E-Poster Presentation Australian Society for Microbiology Annual Scientific Meeting 2021

Cluster-specific gene markers enhance Shigella and Enteroinvasive Escherichia coli  in silico serotyping (#336)

Xiaomei Zhang 1 , Michael Payne 1 , Thanh Nguyen 1 , Sandeep Kaur 1 , Ruiting Lan 1
  1. University of New South Wales, Sydney, NSW, Australia

Shigella and enteroinvasive Escherichia coli (EIEC) cause human bacillary dysentery with similar invasion mechanisms and share ancestry within E. coli as well as similar physiological, biochemical and genetic characteristics. These similarities make differentiation between Shigella and EIEC difficult. However distinguishing them is important for clinical diagnostic and public health epidemiological investigations. Current genetic markers may not discriminate between Shigella and EIEC in all cases. Importantly, Shigella and EIEC are separated into multiple phylogenetic clusters.

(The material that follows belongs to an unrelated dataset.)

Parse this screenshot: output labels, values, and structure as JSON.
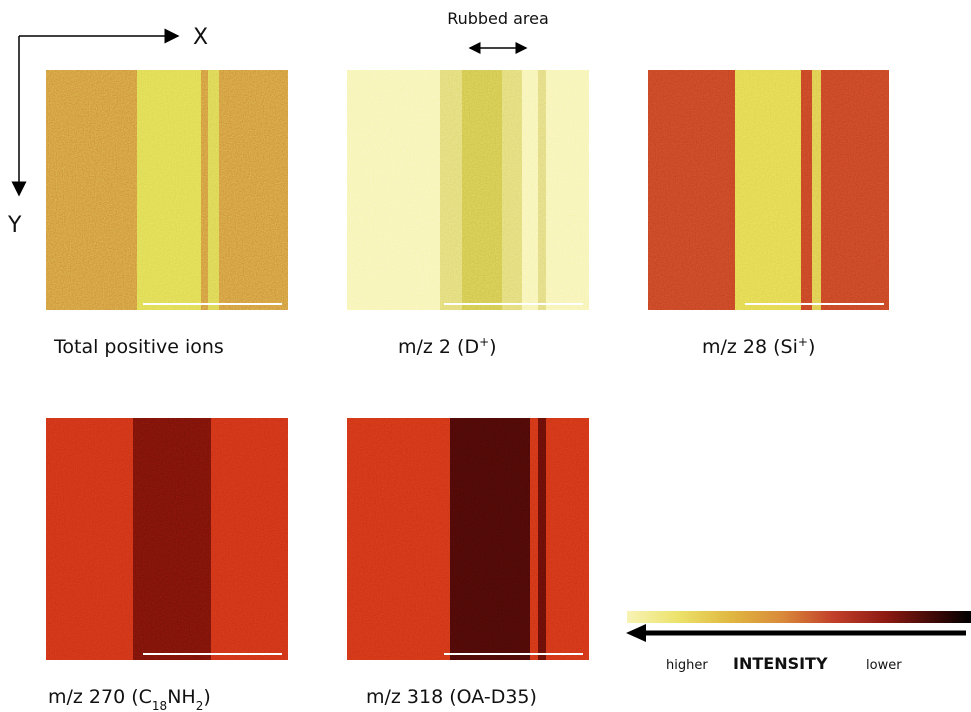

In this study, we investigated the use of genomic markers for accurate identification and separation of Shigella and EIEC clusters and serotypes .

 

We identified 10 Shigella clusters, 7 EIEC clusters and 53 sporadic types of EIEC by examining over 17,000 publicly available Shigella/EIEC genomes. We then compared Shigella and EIEC accessory genomes to identify an individual or a set of cluster-specific gene markers for the 17 clusters and 53 sporadic types. The gene markers showed 99.63% accuracy and more than 97.02% specificity for cluster identification.

 

We additionally developed a freely available in silico serotyping pipeline named Shigella EIEC Cluster Enhanced Serotype Finder (ShigEiFinder) by incorporating the cluster-specific gene markers and established Shigella/EIEC serotype specific O antigen genes and modification genes into typing. ShigEiFinder (https://github.com/LanLab/ShigEiFinder) can process either paired end Illumina sequencing reads or assembled genomes and almost perfectly differentiated Shigella from EIEC with 99.70% and 99.81% cluster assignment accuracy for the assembled genomes and mapped reads respectively. ShigEiFinder was able to identify over 59 Shigella serotypes and 22 EIEC serotypes and provided a high typing specificity with 99.40% for assembled genomes and 99.38% for mapped reads.

 

The cluster-specific gene markers that we identified enhanced in silico serotyping using genomic data and could be adapted for metagenomics or culture independent typing. Our new serotyping tool, ShigEiFinder can differentiate Shigella and EIEC, accurately assign phylogenetic clusters and serotype from genome data and will be useful for clinical, epidemiological and diagnostic investigations.